The trio of tiny rock hyrax, each weighing just 250 grams, have been born at Chester Zoo to mom Daissie and dad Nungu.
The pocket-sized small and furry pups have a very surprising genetic link, more closely related to the elephant than any other species on earth.
Rock hyraxes' two large incisor teeth constantly grow like tiny tusks, just like an elephant, while the two species also have similar shaped feet and skull structure.
Small mammals often experience a short pregnancy period, but rock hyraxes are different, with their pregnancy lasting more than seven months. The species' young are well developed when born, just like miniature adults.

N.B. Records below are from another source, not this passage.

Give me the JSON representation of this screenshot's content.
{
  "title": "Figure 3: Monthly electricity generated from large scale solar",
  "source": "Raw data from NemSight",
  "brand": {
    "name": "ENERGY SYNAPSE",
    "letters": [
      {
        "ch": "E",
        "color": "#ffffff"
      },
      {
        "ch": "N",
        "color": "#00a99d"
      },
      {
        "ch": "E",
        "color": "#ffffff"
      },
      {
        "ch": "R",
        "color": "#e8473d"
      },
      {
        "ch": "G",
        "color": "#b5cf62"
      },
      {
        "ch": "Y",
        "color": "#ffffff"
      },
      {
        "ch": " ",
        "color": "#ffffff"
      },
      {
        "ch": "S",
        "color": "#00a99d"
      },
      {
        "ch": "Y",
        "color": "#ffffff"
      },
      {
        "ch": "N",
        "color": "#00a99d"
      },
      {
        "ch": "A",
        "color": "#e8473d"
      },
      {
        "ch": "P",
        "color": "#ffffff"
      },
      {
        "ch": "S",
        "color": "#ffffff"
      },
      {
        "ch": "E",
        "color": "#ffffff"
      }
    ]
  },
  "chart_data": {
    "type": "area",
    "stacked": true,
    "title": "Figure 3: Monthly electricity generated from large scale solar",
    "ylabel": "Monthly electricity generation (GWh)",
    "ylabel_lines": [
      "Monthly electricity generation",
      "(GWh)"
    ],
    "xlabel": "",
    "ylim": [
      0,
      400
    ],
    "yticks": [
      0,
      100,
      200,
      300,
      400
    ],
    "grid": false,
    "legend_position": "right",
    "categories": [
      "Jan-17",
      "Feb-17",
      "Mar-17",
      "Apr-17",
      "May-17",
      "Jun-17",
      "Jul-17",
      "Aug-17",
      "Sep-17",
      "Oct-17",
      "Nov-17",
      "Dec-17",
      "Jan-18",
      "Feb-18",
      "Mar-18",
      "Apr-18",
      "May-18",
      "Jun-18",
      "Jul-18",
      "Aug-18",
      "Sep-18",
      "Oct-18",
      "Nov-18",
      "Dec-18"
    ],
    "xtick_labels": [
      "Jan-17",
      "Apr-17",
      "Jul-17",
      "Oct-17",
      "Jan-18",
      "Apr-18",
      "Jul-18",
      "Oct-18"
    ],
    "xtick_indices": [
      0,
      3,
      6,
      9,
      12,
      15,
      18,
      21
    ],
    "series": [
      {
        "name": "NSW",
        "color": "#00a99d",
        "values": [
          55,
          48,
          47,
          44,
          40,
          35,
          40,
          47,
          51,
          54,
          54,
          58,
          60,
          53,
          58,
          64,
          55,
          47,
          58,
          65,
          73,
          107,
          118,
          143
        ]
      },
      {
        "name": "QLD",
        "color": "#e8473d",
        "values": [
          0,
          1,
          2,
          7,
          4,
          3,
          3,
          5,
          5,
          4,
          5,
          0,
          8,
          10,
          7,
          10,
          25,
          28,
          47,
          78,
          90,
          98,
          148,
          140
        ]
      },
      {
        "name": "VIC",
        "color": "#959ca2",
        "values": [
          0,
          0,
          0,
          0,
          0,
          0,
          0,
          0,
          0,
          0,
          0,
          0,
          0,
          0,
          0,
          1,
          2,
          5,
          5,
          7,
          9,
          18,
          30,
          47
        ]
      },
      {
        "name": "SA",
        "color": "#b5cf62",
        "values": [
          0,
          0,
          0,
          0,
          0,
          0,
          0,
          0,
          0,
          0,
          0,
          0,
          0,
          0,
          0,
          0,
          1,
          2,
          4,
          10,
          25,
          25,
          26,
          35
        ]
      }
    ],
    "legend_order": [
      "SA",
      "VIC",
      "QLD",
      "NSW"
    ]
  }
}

David White, small mammals at Chester Zoo said: "Rock hyraxes have helped conservationists learn so much about the evolution of different animals, and how animals can evolve and adapt to the environments where they live -- they really are special little creatures.
"Hyraxes are known for spending a large majority of their time lying out and basking in the sun, so mum Daissie and dad Nungu have certainly been run off their feet keeping up with these three little ones."
Scientists believe they even have their own form of language, using vocalisations in a particular tone and order to convey meaning.
As their name suggests, they are known to live among rocky terrain, where they used their moist and rubber-like soles, which act like suction cups, to grip and clamber down steep slopes.
The newest arrivals at Chester have yet to be named. Their gender has yet to be established. They were born at the zoo on July 21.